Japan Geoscience Union Meeting 2015

Presentation information

International Session (Oral)

Symbol P (Space and Planetary Sciences) » P-EM Solar-Terrestrial Sciences, Space Electromagnetism & Space Environment

[P-EM10] Study of coupling processes in solar-terrestrial system

Wed. May 27, 2015 4:15 PM - 6:00 PM A01 (APA HOTEL&RESORT TOKYO BAY MAKUHARI)

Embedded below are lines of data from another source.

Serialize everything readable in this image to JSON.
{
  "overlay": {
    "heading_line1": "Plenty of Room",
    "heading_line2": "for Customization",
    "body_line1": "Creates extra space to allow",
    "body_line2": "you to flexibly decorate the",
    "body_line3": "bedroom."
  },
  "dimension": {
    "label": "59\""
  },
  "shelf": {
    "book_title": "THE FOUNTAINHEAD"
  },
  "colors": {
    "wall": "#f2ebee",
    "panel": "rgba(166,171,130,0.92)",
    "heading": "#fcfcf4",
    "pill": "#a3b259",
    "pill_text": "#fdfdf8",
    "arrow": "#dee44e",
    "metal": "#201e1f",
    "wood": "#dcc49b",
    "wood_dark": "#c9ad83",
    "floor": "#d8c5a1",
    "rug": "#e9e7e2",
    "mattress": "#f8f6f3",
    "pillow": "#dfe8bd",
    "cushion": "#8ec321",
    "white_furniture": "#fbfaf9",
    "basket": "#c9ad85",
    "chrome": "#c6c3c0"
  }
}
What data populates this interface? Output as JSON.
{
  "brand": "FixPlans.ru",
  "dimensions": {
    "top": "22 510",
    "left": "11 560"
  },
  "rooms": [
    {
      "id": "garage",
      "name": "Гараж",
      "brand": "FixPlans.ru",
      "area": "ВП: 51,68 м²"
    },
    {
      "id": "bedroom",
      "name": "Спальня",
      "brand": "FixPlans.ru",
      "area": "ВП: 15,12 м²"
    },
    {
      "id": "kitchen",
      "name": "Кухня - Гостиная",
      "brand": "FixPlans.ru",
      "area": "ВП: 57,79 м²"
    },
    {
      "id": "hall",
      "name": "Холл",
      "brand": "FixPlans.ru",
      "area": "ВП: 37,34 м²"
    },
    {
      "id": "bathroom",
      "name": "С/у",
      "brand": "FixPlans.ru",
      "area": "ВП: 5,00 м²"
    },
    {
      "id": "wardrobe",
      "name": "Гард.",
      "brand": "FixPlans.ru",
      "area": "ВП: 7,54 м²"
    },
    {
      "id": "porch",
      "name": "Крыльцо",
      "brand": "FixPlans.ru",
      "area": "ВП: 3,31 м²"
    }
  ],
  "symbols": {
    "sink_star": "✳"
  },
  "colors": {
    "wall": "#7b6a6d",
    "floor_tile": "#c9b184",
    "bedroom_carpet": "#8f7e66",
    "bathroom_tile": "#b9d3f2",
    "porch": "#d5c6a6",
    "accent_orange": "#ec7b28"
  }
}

Convener:*Mamoru Yamamoto(Research Institute for Sustainable Humanosphere, Kyoto University), Satonori Nozawa(Solar-Terrestrial Environment Laboratory), Yasunobu Ogawa(National Institute of Polar Research), Hiroyuki Hashiguchi(Research Institute for Sustainable Humanosphere, Kyoto University), Akimasa Yoshikawa(Department of Earth and Planetary Sciences, Kyushu University), Chair:Satonori Nozawa(Solar-Terrestrial Environment Laboratory)

4:30 PM - 4:45 PM

[PEM10-07] Comparison of Raindrop Size Distributions in Equatorial Indonesia during Convectively Inactive and Active MJO

*Marzuki MARZUKI1, Hiroyuki HASHIGUCHI2, Toyoshi SHIMOMAI3, Toshiaki KOZU3, Yukihiro TAKAHASHI4 (1.Department of Physics Andalas University, Padang, Indonesia, 2.RISH, Kyoto University, Japan, 3.Shimane University, Japan, 4.Hokkaido University)

Keywords:Raindrop size distribution, Equatorial, MJO

The variability of rainfall and drop size distributions (DSDs) as a function of MJO phases and storm characteristics is investigated using measurements from the Equatorial Atmosphere Radar (EAR) facility at Koto Tabang, Indonesia. Observations are obtained from a 2D-Video Disdrometer (2DVD) with a near continuous record of operation over eight consecutive years (2003?2010). Vertical profile of DSD is investigated using a Micro Rain Radar (MRR) measurement. Bulk rainfall characteristics are partitioned according to convective and stratiform precipitation classifications, and MJO phase. Notably, on average, the DSD during the inactive phases tends to have the higher concentration of medium and large-size drops (D > 3 mm) than the active counterpart. But, the DSD during the active phase has more small raindrops with D < 2 mm. The evidence of intraseasonal variation of DSD becomes more obvious during heavy rain. Differences in the DSD for the two MJO phases may indicate the difference in characteristics of microphysical process accompanying the formation and evolution of DSD during each phase. The microphysical processes are investigated using vertical profile of precipitation from 1.3 GHz wind profiler, brightness temperature from satellite, lightning from the World Wide Lightning Location Network (WWLLN), cloud properties from daily MODerate resolution Imaging Spectroradiometer (MODIS), and vertical air motion from EAR measurement.